The main message coming out of Paris is that it is time for the world to act, by ending fossil fuel use within a few decades. Richer countries will need to take the lead on this, with the German Advisory Council on Global Change(WGBU) calling for the EU to set an example and increase its reduction target from 30 per cent to 40 per cent by 2020.

Essential to meeting the 2C or even the 1.5C target is conserving and enhancing natural ecosystems. This means both ending the destruction of natural forests, and restoring degraded and destroyed forests and other ecosystems.

Any use of forests to delay action in phasing out fossil fuel use (through offsetting or accounting rules that allow land-based sequestration to compensate for ongoing fossil emissions) will risk overshooting the temperature goal.

Similarly, relying on ‘negative emissions’ in the future, through industrial monoculture plantations or bioenergy with carbon capture and storage, would have disastrous consequences for food security, undermining goals to eradicate poverty, and risking much higher levels of warming.

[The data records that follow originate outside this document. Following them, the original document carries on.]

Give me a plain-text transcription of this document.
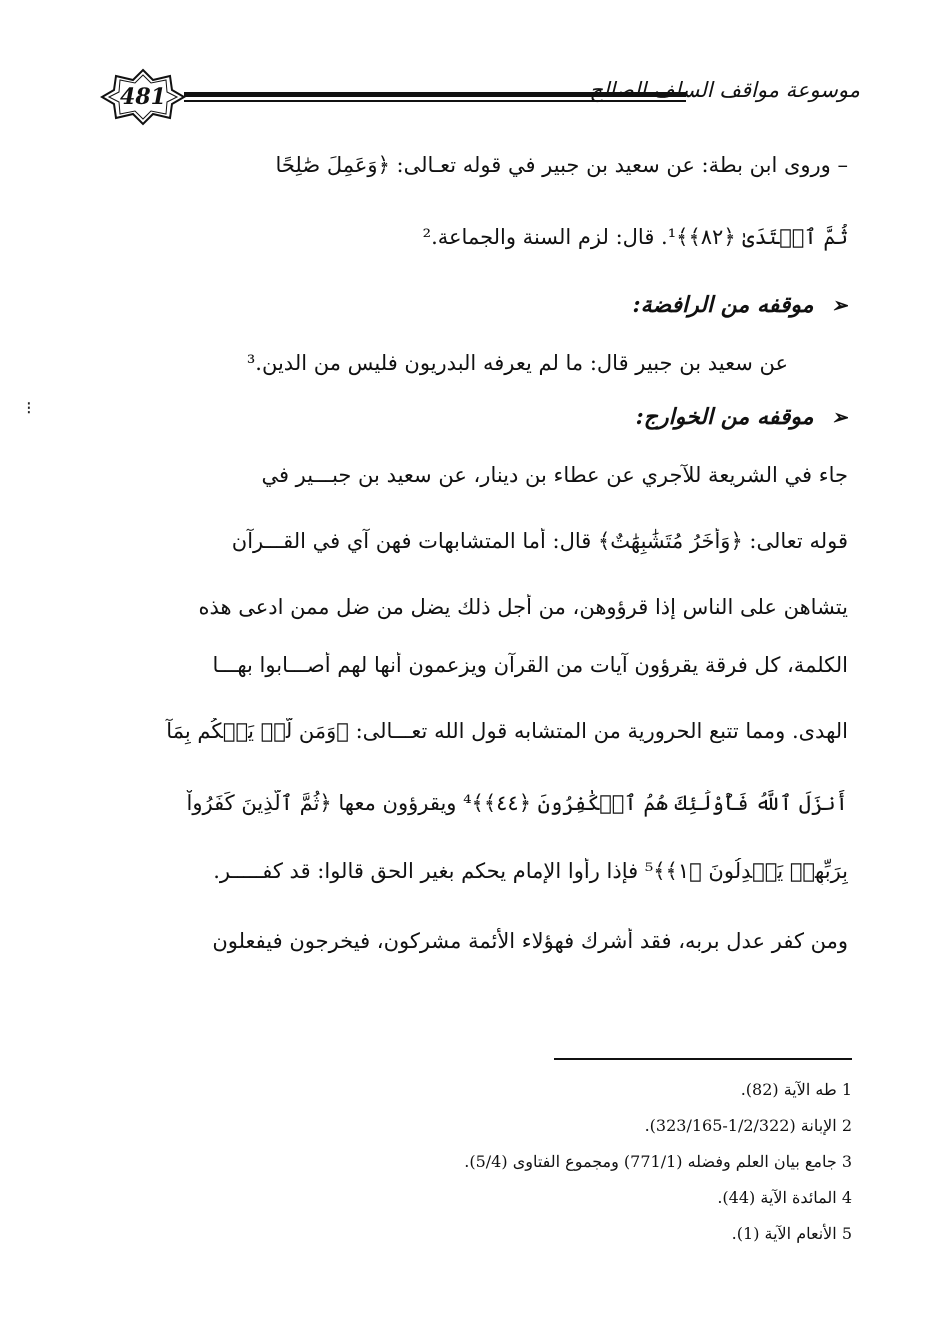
481	موسوعة مواقف السلف الصالح
– وروى ابن بطة: عن سعيد بن جبير في قوله تعـالى: ﴿وَعَمِلَ صَٰلِحًا
ثُمَّ ٱهۡتَدَىٰ ﴿٨٢﴾﴾¹. قال: لزم السنة والجماعة.²
➢ موقفه من الرافضة:
عن سعيد بن جبير قال: ما لم يعرفه البدريون فليس من الدين.³
➢ موقفه من الخوارج:
جاء في الشريعة للآجري عن عطاء بن دينار، عن سعيد بن جبـــير في
قوله تعالى: ﴿وَأُخَرُ مُتَشَٰبِهَٰتٌ﴾ قال: أما المتشابهات فهن آي في القـــرآن
يتشاهن على الناس إذا قرؤوهن، من أجل ذلك يضل من ضل ممن ادعى هذه
الكلمة، كل فرقة يقرؤون آيات من القرآن ويزعمون أنها لهم أصـــابوا بهـــا
الهدى. ومما تتبع الحرورية من المتشابه قول الله تعـــالى: ﴿وَمَن لَّمۡ يَحۡكُم بِمَآ
أَنزَلَ ٱللَّهُ فَأُوْلَٰٓئِكَ هُمُ ٱلۡكَٰفِرُونَ ﴿٤٤﴾﴾⁴ ويقرؤون معها ﴿ثُمَّ ٱلَّذِينَ كَفَرُواْ
بِرَبِّهِمۡ يَعۡدِلُونَ ﴿١﴾﴾⁵ فإذا رأوا الإمام يحكم بغير الحق قالوا: قد كفـــــر.
ومن كفر عدل بربه، فقد أشرك فهؤلاء الأئمة مشركون، فيخرجون فيفعلون
⁝
1 طه الآية (82).
2 الإبانة (1/2/322-323/165).
3 جامع بيان العلم وفضله (771/1) ومجموع الفتاوى (5/4).
4 المائدة الآية (44).
5 الأنعام الآية (1).
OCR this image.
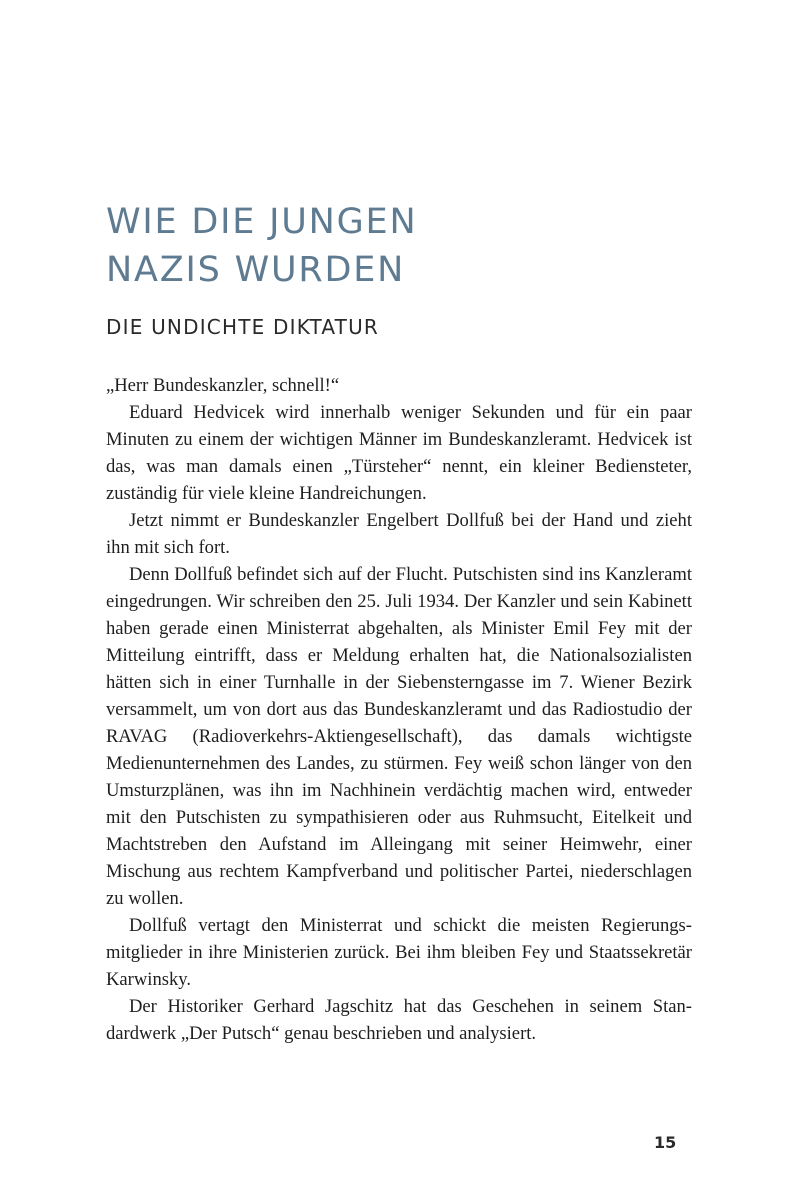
WIE DIE JUNGEN
NAZIS WURDEN
DIE UNDICHTE DIKTATUR

„Herr Bundeskanzler, schnell!“

Eduard Hedvicek wird innerhalb weniger Sekunden und für ein paar Minuten zu einem der wichtigen Männer im Bundeskanzleramt. Hedvicek ist das, was man damals einen „Türsteher“ nennt, ein kleiner Bediensteter, zuständig für viele kleine Handreichungen.

Jetzt nimmt er Bundeskanzler Engelbert Dollfuß bei der Hand und zieht ihn mit sich fort.

Denn Dollfuß befindet sich auf der Flucht. Putschisten sind ins Kanzleramt eingedrungen. Wir schreiben den 25. Juli 1934. Der Kanzler und sein Kabinett haben gerade einen Ministerrat abgehalten, als Minister Emil Fey mit der Mitteilung eintrifft, dass er Meldung erhalten hat, die Nationalsozialisten hätten sich in einer Turnhalle in der Siebensterngasse im 7. Wiener Bezirk versammelt, um von dort aus das Bundeskanzleramt und das Radiostudio der RAVAG (Radioverkehrs-Aktiengesellschaft), das damals wichtigste Medienunternehmen des Landes, zu stürmen. Fey weiß schon länger von den Umsturzplänen, was ihn im Nachhinein verdächtig machen wird, entweder mit den Putschisten zu sympathisieren oder aus Ruhmsucht, Eitelkeit und Machtstreben den Aufstand im Alleingang mit seiner Heimwehr, einer Mischung aus rechtem Kampfverband und politischer Partei, niederschlagen zu wollen.

Dollfuß vertagt den Ministerrat und schickt die meisten Regierungsmitglieder in ihre Ministerien zurück. Bei ihm bleiben Fey und Staatssekretär Karwinsky.

Der Historiker Gerhard Jagschitz hat das Geschehen in seinem Standardwerk „Der Putsch“ genau beschrieben und analysiert.

15
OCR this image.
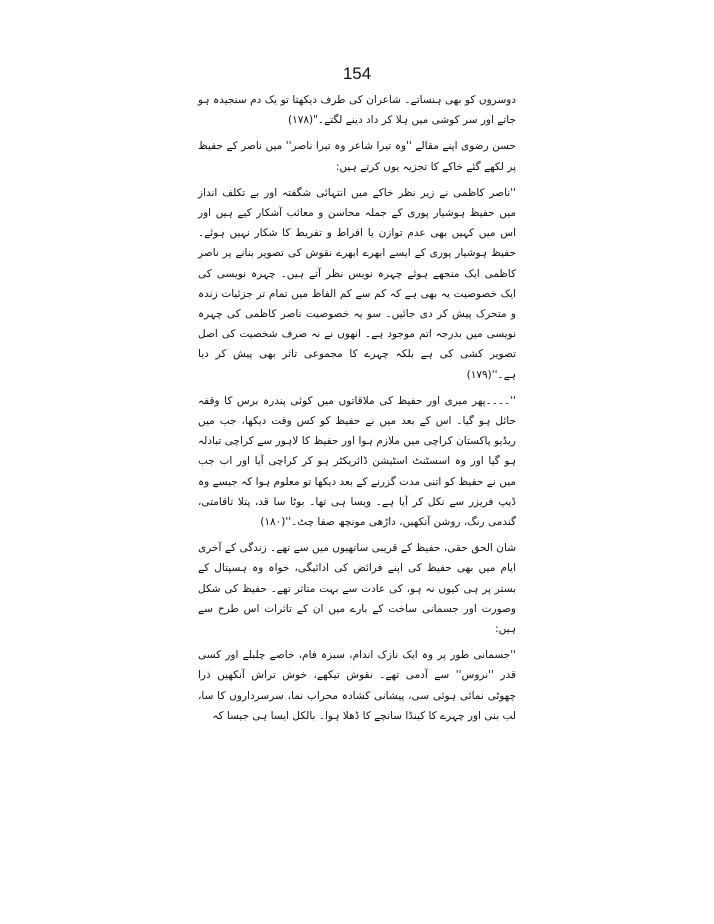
154

دوسروں کو بھی ہنساتے۔ شاعران کی طرف دیکھتا تو یک دم سنجیدہ ہو جاتے اور سر کوشی میں ہلا کر داد دینے لگتے۔"(۱۷۸)

حسن رضوی اپنے مقالے ''وہ تیرا شاعر وہ تیرا ناصر'' میں ناصر کے حفیظ پر لکھے گئے خاکے کا تجزیہ یوں کرتے ہیں:

''ناصر کاظمی نے زیر نظر خاکے میں انتہائی شگفتہ اور بے تکلف انداز میں حفیظ ہوشیار پوری کے جملہ محاسن و معائب آشکار کیے ہیں اور اس میں کہیں بھی عدم توازن یا افراط و تفریط کا شکار نہیں ہوئے۔ حفیظ ہوشیار پوری کے ایسے ابھرے ابھرے نقوش کی تصویر بنانے پر ناصر کاظمی ایک منجھے ہوئے چہرہ نویس نظر آتے ہیں۔ چہرہ نویسی کی ایک خصوصیت یہ بھی ہے کہ کم سے کم الفاظ میں تمام تر جزئیات زندہ و متحرک پیش کر دی جائیں۔ سو یہ خصوصیت ناصر کاظمی کی چہرہ نویسی میں بدرجہ اتم موجود ہے۔ انھوں نے نہ صرف شخصیت کی اصل تصویر کشی کی ہے بلکہ چہرے کا مجموعی تاثر بھی پیش کر دیا ہے۔''(۱۷۹)

''۔۔۔۔پھر میری اور حفیظ کی ملاقاتوں میں کوئی پندرہ برس کا وقفہ حائل ہو گیا۔ اس کے بعد میں نے حفیظ کو کس وقت دیکھا، جب میں ریڈیو پاکستان کراچی میں ملازم ہوا اور حفیظ کا لاہور سے کراچی تبادلہ ہو گیا اور وہ اسسٹنٹ اسٹیشن ڈائریکٹر ہو کر کراچی آیا اور اب جب میں نے حفیظ کو اتنی مدت گزرنے کے بعد دیکھا تو معلوم ہوا کہ جیسے وہ ڈیپ فریزر سے نکل کر آیا ہے۔ ویسا ہی تھا۔ بوٹا سا قد، پتلا تاقامتی، گندمی رنگ، روشن آنکھیں، داڑھی مونچھ صفا چٹ۔''(۱۸۰)

شان الحق حقی، حفیظ کے قریبی ساتھیوں میں سے تھے۔ زندگی کے آخری ایام میں بھی حفیظ کی اپنے فرائض کی ادائیگی، خواہ وہ ہسپتال کے بستر پر ہی کیوں نہ ہو، کی عادت سے بہت متاثر تھے۔ حفیظ کی شکل وصورت اور جسمانی ساخت کے بارے میں ان کے تاثرات اس طرح سے ہیں:

''جسمانی طور پر وہ ایک نازک اندام، سبزہ فام، خاصے چلبلے اور کسی قدر ''نروس'' سے آدمی تھے۔ نقوش تیکھے، خوش تراش آنکھیں ذرا چھوٹی نمائی ہوئی سی، پیشانی کشادہ محراب نما، سرسرداروں کا سا، لب بنی اور چہرے کا کینڈا سانچے کا ڈھلا ہوا۔ بالکل ایسا ہی جیسا کہ
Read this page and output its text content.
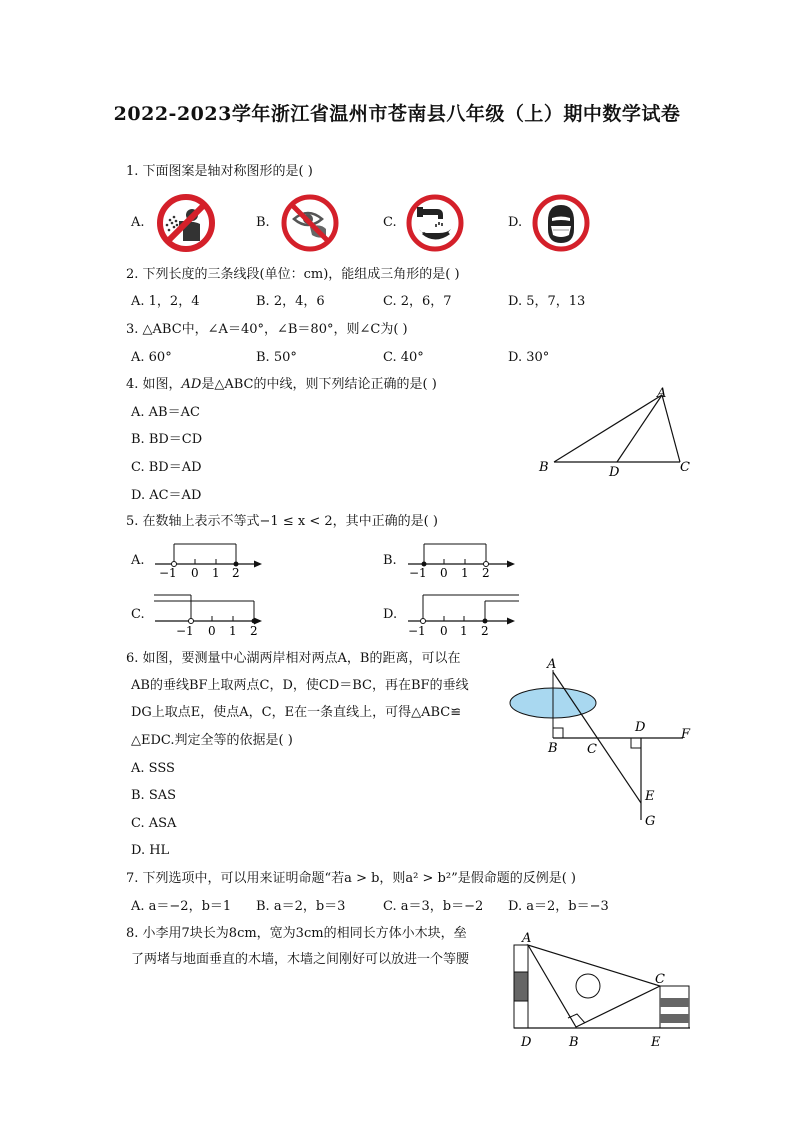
2022-2023学年浙江省温州市苍南县八年级（上）期中数学试卷
1. 下面图案是轴对称图形的是( )
A.	B.	C.	D.
2. 下列长度的三条线段(单位：cm)，能组成三角形的是( )
A. 1，2，4	B. 2，4，6	C. 2，6，7	D. 5，7，13
3. △ABC中，∠A＝40°，∠B＝80°，则∠C为( )
A. 60°	B. 50°	C. 40°	D. 30°
4. 如图，AD是△ABC的中线，则下列结论正确的是( )
A. AB＝AC
B. BD＝CD
C. BD＝AD
D. AC＝AD
A
B	C
D
5. 在数轴上表示不等式−1 ≤ x < 2，其中正确的是( )
A.	B.
C.	D.
−1 0 1 2	−1 0 1 2
−1 0 1 2	−1 0 1 2
6. 如图，要测量中心湖两岸相对两点A，B的距离，可以在
AB的垂线BF上取两点C，D，使CD＝BC，再在BF的垂线
DG上取点E，使点A，C，E在一条直线上，可得△ABC≌
△EDC.判定全等的依据是( )
A. SSS
B. SAS
C. ASA
D. HL
A
B C
D
E
F
G
7. 下列选项中，可以用来证明命题“若a > b，则a² > b²”是假命题的反例是( )
A. a＝−2，b＝1 B. a＝2，b＝3	C. a＝3，b＝−2 D. a＝2，b＝−3
8. 小李用7块长为8cm，宽为3cm的相同长方体小木块，垒
了两堵与地面垂直的木墙，木墙之间刚好可以放进一个等腰
A
B
C
D	E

Respecting and securing the rights of forests peoples to their lands is essential to achieving ecosystem integrity and the protection of biodiversity, which are key to the fight against climate change.

Notes:

[1] Note that the Paris outcome consists of a decision text, and a core Agreement. The key difference here is that the Agreement is legally binding and will be ratified by national governments, hence the language must be durable, while the decision text, which adds further specifics to many agreement articles and mandates for the elaboration of rules, can be superseded by subsequent decisions. In this article, when referencing a paragraph it is in the decision text, and when referencing an Article it is in the core Agreement.

[2] While there is no agreed definition of geoengineering, the scale of the intervention is a key defining element. Fern would argue that removing carbon from the atmosphere at an industrial scale, sequestering more carbon than was previously lost through land use change and deforestation, whether through plantations or bioenergy crops, would qualify as geoengineering.

[3] Many estimates for land area suggest 500 million - 3 billion ha. Arable land is estimated at 1500 million ha.

[4] The reference to Article 4, paragraph 1(d) of the Convention is a reference to all natural ecosystems.

[5] The Coalition for Rainforest Nations is a coalition of around 40 tropical forest nations with a secretariat in New York City.